A significant application of borehole image data is the use of textural characteristics combined with lithologic information to assign image facies. Image facies act as a proxy for depositional facies, effectively replacing core in portions of the field that lack core coverage.
Facies analysis occurs in two steps. First, bulk lithology is determined based upon the response of open-hole curves (gamma, density-neutron, photoelectric effect, etc.), image log color and bedding character. Second, a visual inspection of the image data is used to assign a textural classification to specific intervals. Commonly observed textures include well-preserved tabular and tangential cross-bedding, planar lamination, mottling by bioturbating organisms, concretionary horizons, authigenic pyrite mineralization, internal soft-sediment deformation and solution-collapse brecciation. Stick and pull intervals are also identified in facies analysis.
Once image facies are identified, they are compiled into pie charts that display the relative abundance of each facies type across selected intervals. Then, changes in the relative amount of image facies can be compared with changes in depth.

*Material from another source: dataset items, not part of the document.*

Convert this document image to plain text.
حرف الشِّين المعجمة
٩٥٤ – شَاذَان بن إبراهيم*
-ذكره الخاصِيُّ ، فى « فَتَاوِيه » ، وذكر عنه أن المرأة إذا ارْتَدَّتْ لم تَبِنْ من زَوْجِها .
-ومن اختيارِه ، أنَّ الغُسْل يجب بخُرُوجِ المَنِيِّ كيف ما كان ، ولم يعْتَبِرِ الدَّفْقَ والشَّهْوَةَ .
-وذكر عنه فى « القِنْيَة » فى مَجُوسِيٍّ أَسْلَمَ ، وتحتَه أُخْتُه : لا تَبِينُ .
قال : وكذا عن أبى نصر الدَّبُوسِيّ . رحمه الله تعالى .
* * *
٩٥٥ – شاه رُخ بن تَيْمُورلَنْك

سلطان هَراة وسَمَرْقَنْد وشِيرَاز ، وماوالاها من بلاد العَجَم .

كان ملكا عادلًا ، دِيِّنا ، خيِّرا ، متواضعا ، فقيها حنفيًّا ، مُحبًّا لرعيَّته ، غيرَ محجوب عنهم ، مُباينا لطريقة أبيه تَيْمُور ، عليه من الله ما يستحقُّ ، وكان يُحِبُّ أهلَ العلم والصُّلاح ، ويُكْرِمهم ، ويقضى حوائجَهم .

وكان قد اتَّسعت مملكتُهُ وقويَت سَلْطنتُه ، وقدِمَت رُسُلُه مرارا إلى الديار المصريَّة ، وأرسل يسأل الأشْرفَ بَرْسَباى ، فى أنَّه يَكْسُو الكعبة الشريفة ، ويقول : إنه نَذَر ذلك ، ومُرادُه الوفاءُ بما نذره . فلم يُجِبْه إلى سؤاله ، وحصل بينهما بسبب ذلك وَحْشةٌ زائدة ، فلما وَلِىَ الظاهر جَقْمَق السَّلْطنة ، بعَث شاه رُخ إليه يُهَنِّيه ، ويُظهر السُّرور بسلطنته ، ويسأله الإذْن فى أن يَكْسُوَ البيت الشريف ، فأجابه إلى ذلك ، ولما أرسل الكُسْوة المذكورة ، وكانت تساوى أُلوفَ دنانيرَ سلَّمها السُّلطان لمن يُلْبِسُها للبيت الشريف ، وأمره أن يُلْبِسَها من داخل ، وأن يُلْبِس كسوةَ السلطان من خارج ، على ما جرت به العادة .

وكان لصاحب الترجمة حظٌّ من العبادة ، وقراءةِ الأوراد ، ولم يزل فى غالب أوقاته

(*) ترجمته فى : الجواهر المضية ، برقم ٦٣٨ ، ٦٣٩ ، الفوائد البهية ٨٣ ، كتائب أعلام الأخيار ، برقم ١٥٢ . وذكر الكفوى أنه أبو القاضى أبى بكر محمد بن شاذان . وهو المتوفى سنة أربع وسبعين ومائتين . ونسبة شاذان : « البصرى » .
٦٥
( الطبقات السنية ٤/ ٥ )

Variation in the abundance of facies types are also observed to change within a single stratigraphic interval in wells across the field.
Once facies analysis is complete, useful comparisons are available in both the vertical well and across the field. Analysis of image facies within an individual well permits determination of changes in depositional environments through time. Comparing changes in image facies composition across a field captures spatial variation in depositional environments. Combining vertical and lateral image facies flux yields a three-dimensional portrait of the sedimentary system.

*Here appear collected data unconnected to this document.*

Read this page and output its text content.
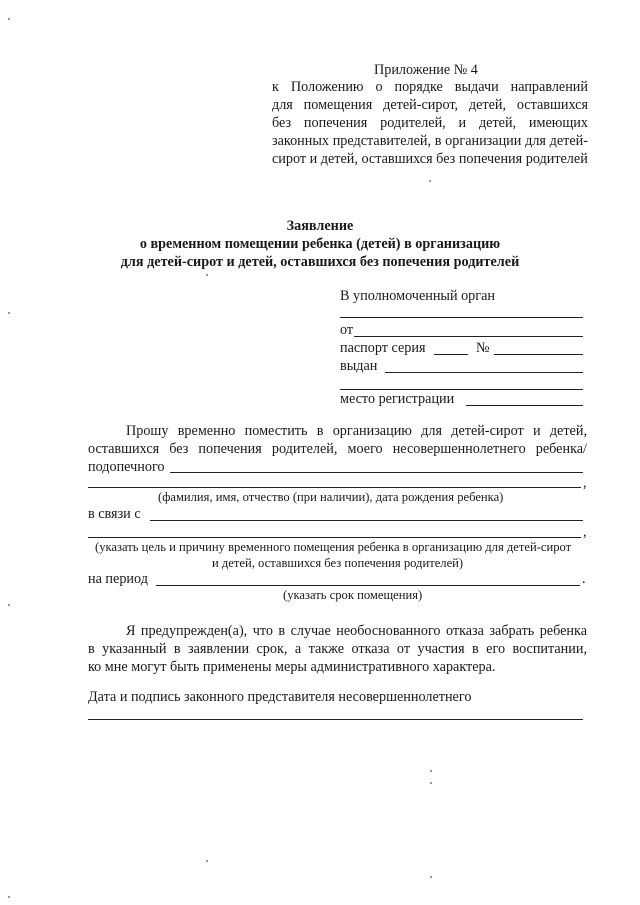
Приложение № 4
к Положению о порядке выдачи направлений
для помещения детей-сирот, детей, оставшихся
без попечения родителей, и детей, имеющих
законных представителей, в организации для детей-
сирот и детей, оставшихся без попечения родителей
Заявление
о временном помещении ребенка (детей) в организацию
для детей-сирот и детей, оставшихся без попечения родителей
В уполномоченный орган
от
паспорт серия	№
выдан
место регистрации
Прошу временно поместить в организацию для детей-сирот и детей,
оставшихся без попечения родителей, моего несовершеннолетнего ребенка/
подопечного
,
(фамилия, имя, отчество (при наличии), дата рождения ребенка)
в связи с
,
(указать цель и причину временного помещения ребенка в организацию для детей-сирот
и детей, оставшихся без попечения родителей)
на период	.
(указать срок помещения)
Я предупрежден(а), что в случае необоснованного отказа забрать ребенка
в указанный в заявлении срок, а также отказа от участия в его воспитании,
ко мне могут быть применены меры административного характера.
Дата и подпись законного представителя несовершеннолетнего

In this example, image facies were analyzed for 3 sandstone packages. Sand intervals l & ll display a similar facies suite, dominated by cross-bedded and mottled sandstones with a smaller percentage of muddy sandstones and mudstones. The facies observed in these units indicate that they were deposited in a fluvial depositional environment.
Sand III constitutes a major change in facies suite from the underlying sands. This unit displays a large percentage of mottled and laminated mudstones, with very few cross-bedded sands and a significant amount of coal. These facies indicate that the Sand III unit was deposited in a deltaic depositional environment.
Image facies data can be scaled up to enhance the understanding of reservoir architecture across fields and sub-basins. These data can contribute important constraints to fine-tune geostatistical model development.
Facies Field Map
The map above shows image facies data excerpted from a 16 well study. Image facies appear as pie charts over a structure contour map to illustrate lateral changes in sediment composition and texture within a stratigraphic interval of interest. In this example, the pie charts reveal subtle changes in the relative abundance of sand vs. muddy sand vs. mudstone and changes in the percentage of identifiable textures.
Image facies data can be used as input to constrain depositional, petrophysical and geostatistical models within a hydrocarbon reservoir, ultimately contributing to in-place reserve and productivity calculations. These models, in turn, support development of a reservoir simulation model, to fine-tune EUR calculations, establish priority for vertical or horizontal development and, with a geomechanical model, optimal well spacing.